Like many things, being able to downsize and actually downsizing are two different things. It turns out that nationally, just 5.5% of households headed by someone 65 years and older move in any given year. This statistic, first defined in 2006, remains unchanged today. Of that 5.5% who move from their longtime house, some 50% move into apartments and some 50% move into smaller single-family homes.
The balance, the 94.5% of households headed by at least one Boomer, remains in their longtime house. Why?
In 2006, 15.9% of Boomers 65 and older were actively working in the labor force. Today, 19% of Boomers are actively working in the labor force. And of that 19% still working, 16.1% of the households headed by a Boomer need a larger home because children and/or grandchildren are living with Boomers in those households.

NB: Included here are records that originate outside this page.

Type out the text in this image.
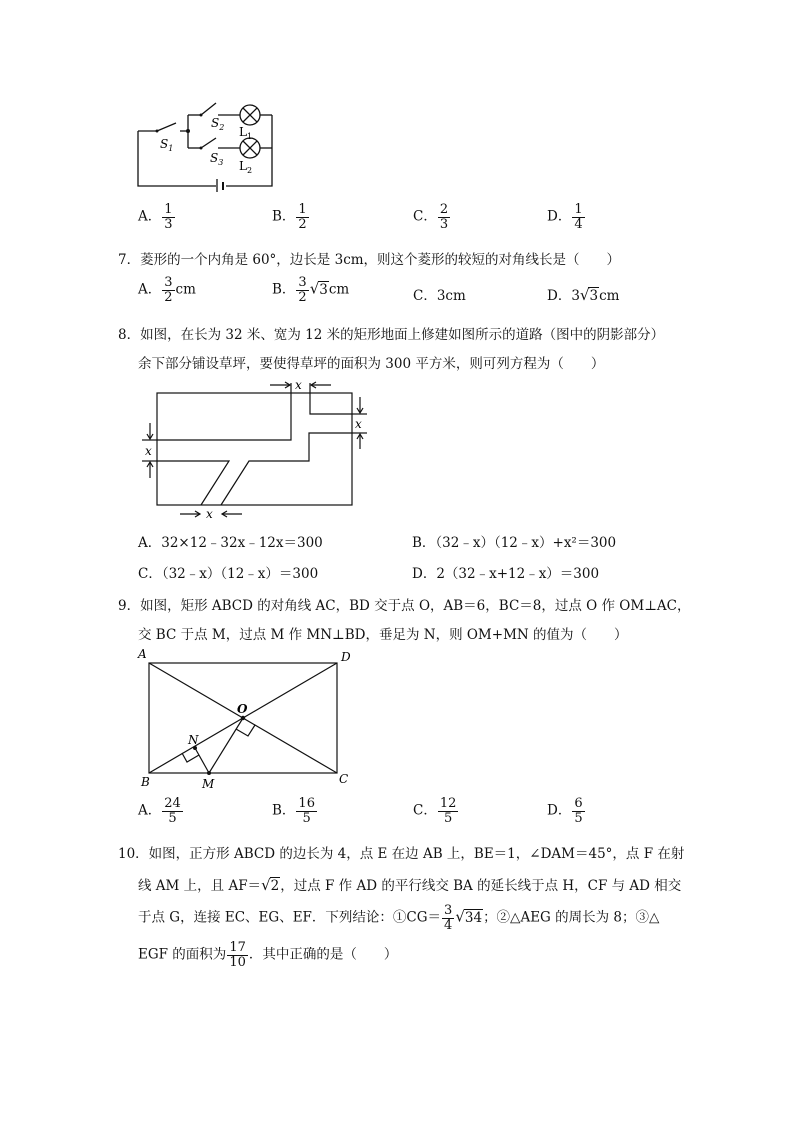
$S_1$
$S_2$
$S_3$
$L_1$
$L_2$
A． $\frac{1}{3}$	B． $\frac{1}{2}$	C． $\frac{2}{3}$	D． $\frac{1}{4}$
7．菱形的一个内角是 60°，边长是 3cm，则这个菱形的较短的对角线长是（　　）
A． $\frac{3}{2}$ cm	B． $\frac{3}{2} √3cm$	C．3cm	D．3√3cm
8．如图，在长为 32 米、宽为 12 米的矩形地面上修建如图所示的道路（图中的阴影部分）
余下部分铺设草坪，要使得草坪的面积为 300 平方米，则可列方程为（　　）
x
x
x
x
A．32×12﹣32x﹣12x＝300	B．（32﹣x）（12﹣x）+x²＝300
C．（32﹣x）（12﹣x）＝300	D．2（32﹣x+12﹣x）＝300
9．如图，矩形 ABCD 的对角线 AC，BD 交于点 O，AB＝6，BC＝8，过点 O 作 OM⊥AC，
交 BC 于点 M，过点 M 作 MN⊥BD，垂足为 N，则 OM+MN 的值为（　　）
A	D
B	C
O
N
M
A． $\frac{24}{5}$	B． $\frac{16}{5}$	C． $\frac{12}{5}$	D． $\frac{6}{5}$
10．如图，正方形 ABCD 的边长为 4，点 E 在边 AB 上，BE＝1，∠DAM＝45°，点 F 在射
线 AM 上，且 AF＝√2，过点 F 作 AD 的平行线交 BA 的延长线于点 H，CF 与 AD 相交
于点 G，连接 EC、EG、EF．下列结论：①CG＝ $\frac{3}{4} √34$；②△AEG 的周长为 8；③△
EGF 的面积为 $\frac{17}{10}$ ．其中正确的是（　　）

Also, in 2005, more than 50% of seniors were living in multi-family units by the time they turned 75 years old. Today, seniors delay making that move into multi-family units until they turn 80 years old.
So yes, it would appear, on paper at least, that Boomers with now-too-large homes could sell those homes, downsize to smaller digs and, in turn, help ease the housing crunch young families are experiencing. But, again, being able to downsize and actually downsizing are two different things.
Boomers may be a help to their children’s families who need supplemental financial and/or childcare support but they are not currently an answer to help ease the shortage of the single-family housing. Perhaps helping enable homebuilders to build more entry-level single-family-homes might be viable option to explore.